Мих. Это подло и бессовестно – сперва арестовать человека, а потом требовать от него творческой работы! Да что они понимают, ваши начальники? В чём они разбираются вместе с вами?
Лощ. Вот не хотелось мне тебя наказывать, а придётся. Ну, сам виноват. Сегодня к тебе Жора зайдёт, и может, ещё пару пацанов возьмёт с собой. Они тебя немножко вежливости поучат. Пока ты десять раз не скажешь «Сделаю всё, что надо» и ещё десять «Игорь Олегович разбирается лучше меня». А если ты будешь себя вести с ними грубо, дело затянется. Им это только в радость. Вроде тренировки. Так что готовься. Смотри ты, какой наглый: квартиру тебе оставили, зарплату твою не забрали, семья твоя вся цела, тебя ещё не трогали. Так он права качает! Ну, покачай, покачай. Я позже проверю. (Вынимает из кармана свисток и свистит. Входят Жора и Иванович.). Пойдём, скажу, что с этим гавриком делать.
Жора. Ага. Мы ещё увидимся сегодня, пацан. Тебе не понравится, реально не понравится.
Явление 3. Коридор объекта.
И-а. Сеня, ты уже поел?
И-ч. Когда ж тут успеешь... Иди, покушай сама. Я потом бутерброд себе сделаю, с чайком попью. А вечером уже супцу навернём, твоего, не столовского.
И-а. Что, совсем есть не хочешь? Я тебе мяска-то принесла. Разве эти повара пожарят так, как я пожарю. Вот, свинина хорошая, не очень жирная. И с хреном, по-еврейски.

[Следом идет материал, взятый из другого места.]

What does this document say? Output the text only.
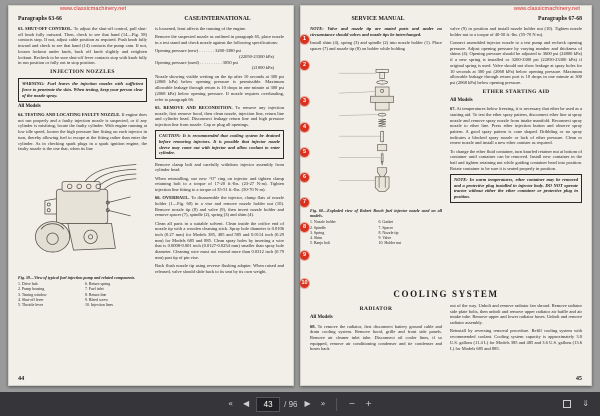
www.classicmachinery.net
Paragraphs 63-66	CASE/INTERNATIONAL

63. SHUT-OFF CONTROL. To adjust the shut-off control, pull shut-off knob fully outward. Then, check to see that hand (14—Fig. 58) contacts stop. If not, adjust cable position as required. Push knob fully inward and check to see that hand (14) contacts the pump cam. If not, loosen locknut under knob, back off knob slightly and retighten locknut. Recheck to be sure shut-off lever contacts stop with knob fully in run position or fully out in stop position.

INJECTION NOZZLES
WARNING: Fuel leaves the injection nozzles with sufficient force to penetrate the skin. When testing, keep your person clear of the nozzle spray.
All Models

64. TESTING AND LOCATING FAULTY NOZZLE. If engine does not run properly and a faulty injection nozzle is suspected, or if any cylinder is misfiring, locate the faulty cylinder. With engine running at low idle speed, loosen the high pressure line fitting on each injector in turn, thereby allowing fuel to escape at the fitting rather than enter the cylinder. As in checking spark plugs in a spark ignition engine, the faulty nozzle is the one that, when its line

Fig. 59—View of typical fuel injection pump and related components.
1. Drive hub
2. Pump housing
3. Timing window
4. Shut-off lever
5. Throttle lever
6. Return spring
7. Fuel inlet
8. Return line
9. Bleed screw
10. Injection lines

is loosened, least affects the running of the engine.

Remove the suspected nozzle as outlined in paragraph 65, place nozzle in a test stand and check nozzle against the following specifications:

Opening pressure (new) . . . . . . . 3200-3380 psi
(22050-23300 kPa)
Opening pressure (used) . . . . . . . . . . 3050 psi
(21000 kPa)

Nozzle showing visible wetting on the tip after 10 seconds at 300 psi (2068 kPa) below opening pressure is permissible. Maximum allowable leakage through return is 10 drops in one minute at 300 psi (2068 kPa) below opening pressure. If nozzle requires overhauling, refer to paragraph 66.

65. REMOVE AND RECONDITION. To remove any injection nozzle, first remove hood, then clean nozzle, injection line, return line and cylinder head. Disconnect leakage return line and high pressure injection line from nozzle. Cap or plug all openings.

CAUTION: It is recommended that cooling system be drained before removing injectors. It is possible that injector nozzle sleeve may come out with injector and allow coolant to enter cylinder.

Remove clamp bolt and carefully withdraw injector assembly from cylinder head.

When reinstalling, use new “O” ring on injector and tighten clamp retaining bolt to a torque of 17-20 ft.-lbs. (23-27 N·m). Tighten injection line fitting to a torque of 35-51 ft.-lbs. (50-70 N·m).

66. OVERHAUL. To disassemble the injector, clamp flats of nozzle holder (1—Fig. 60) in a vise and remove nozzle holder nut (10). Remove nozzle tip (8) and valve (9), then invert nozzle holder and remove spacer (7), spindle (2), spring (3) and shim (4).

Clean all parts in a suitable solvent. Clean inside the orifice end of nozzle tip with a wooden cleaning stick. Spray hole diameter is 0.0106 inch (0.27 mm) for Models 385, 485 and 585 and 0.0114 inch (0.29 mm) for Models 685 and 885. Clean spray holes by inserting a wire that is 0.0008-0.001 inch (0.0127-0.0254 mm) smaller than spray hole diameter. Cleaning wire must not extend more than 0.0312 inch (0.79 mm) past tip of pin vise.

Back flush nozzle tip using reverse flushing adapter. When raised and released, valve should slide back to its seat by its own weight.

44
www.classicmachinery.net
SERVICE MANUAL	Paragraphs 67-68

NOTE: Valve and nozzle tip are mated parts and under no circumstance should valves and nozzle tips be interchanged.

Install shim (4), spring (3) and spindle (2) into nozzle holder (1). Place spacer (7) and nozzle tip (8) on holder while holding

Fig. 60—Exploded view of Robert Bosch fuel injector nozzle used on all models.
1. Nozzle holder
2. Spindle
3. Spring
4. Shim
5. Banjo bolt
6. Gasket
7. Spacer
8. Nozzle tip
9. Valve
10. Holder nut

valve (9) in position and install nozzle holder nut (10). Tighten nozzle holder nut to a torque of 40-50 ft.-lbs. (55-70 N·m).

Connect assembled injector nozzle to a test pump and recheck opening pressure. Adjust opening pressure by varying number and thickness of shims (4). Opening pressure should be adjusted to 3600 psi (24800 kPa) if a new spring is installed or 3200-3380 psi (22050-23300 kPa) if original spring is used. Valve should not show leakage at spray holes for 10 seconds at 300 psi (2068 kPa) below opening pressure. Maximum allowable leakage through return port is 10 drops in one minute at 300 psi (2068 kPa) below opening pressure.

ETHER STARTING AID
All Models

67. At temperatures below freezing, it is necessary that ether be used as a starting aid. To test the ether spray pattern, disconnect ether line at spray nozzle and remove spray nozzle from intake manifold. Reconnect spray nozzle to ether line. Press ether injection button and observe spray pattern. A good spray pattern is cone shaped. Dribbling or no spray indicates a blocked spray nozzle or lack of ether pressure. Clean or renew nozzle and install a new ether canister as required.

To change the ether fluid container, turn knurled retainer nut at bottom of container until container can be removed. Install new container in the bail and tighten retaining nut while guiding container head into position. Rotate container to be sure it is seated properly in position.

NOTE: In warm temperatures, ether container may be removed and a protective plug installed in injector body. DO NOT operate tractor without either the ether container or protective plug in position.
COOLING SYSTEM
RADIATOR
All Models

68. To remove the radiator, first disconnect battery ground cable and drain cooling system. Remove hood, grille and front side panels. Remove air cleaner inlet tube. Disconnect oil cooler lines, if so equipped, remove air conditioning condenser and tie condenser and hoses back

out of the way. Unbolt and remove radiator fan shroud. Remove radiator side plate bolts, then unbolt and remove upper radiator air baffle and air intake tube. Remove upper and lower radiator hoses. Unbolt and remove radiator assembly.

Reinstall by reversing removal procedure. Refill cooling system with recommended coolant. Cooling system capacity is approximately 3.0 U.S. gallons (11.4 L) for Models 385 and 485 and 3.6 U.S. gallons (13.6 L) for Models 685 and 885.

45
1
2
3
4
5
6
7
8
9
10
«	◀	43	/ 96 ▶	»	−	+	⇓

И-ч. Не сейчас, не сейчас. Сама поешь.
И-а. Мне нельзя. Я хочу похудеть в конце концов. И так уже юбка не налазит. И в дверь практически не вхожу.
И-ч. Не входишь, потому что не зовут. Понадобится если – в любую дверь пройдёшь, не задержишься. Ты и так шикарно выглядишь, нечего тебе худеть.
И-а. Нет, Сеня, я очень толстая. Просто ты хорошо ко мне относишься. И утешаешь поэтому. На самом деле я знаю, как выгляжу.
И-ч. Нет, я люблю тебя. А отношусь к тебе нормально, как ко всем людям. Если бы я к тебе по-настоящему хорошо относился, я бы для тебя луну с неба добыл. Одного дня ты бы у меня не работала. Стен бы этих не видела! А могу я так сделать? Нет, не могу. Вот и приходится нам вместе тут горбатиться. Пока силы есть – надо работать. Ничо, вот ещё пару лет, и с пенсией нам добавка выйдет.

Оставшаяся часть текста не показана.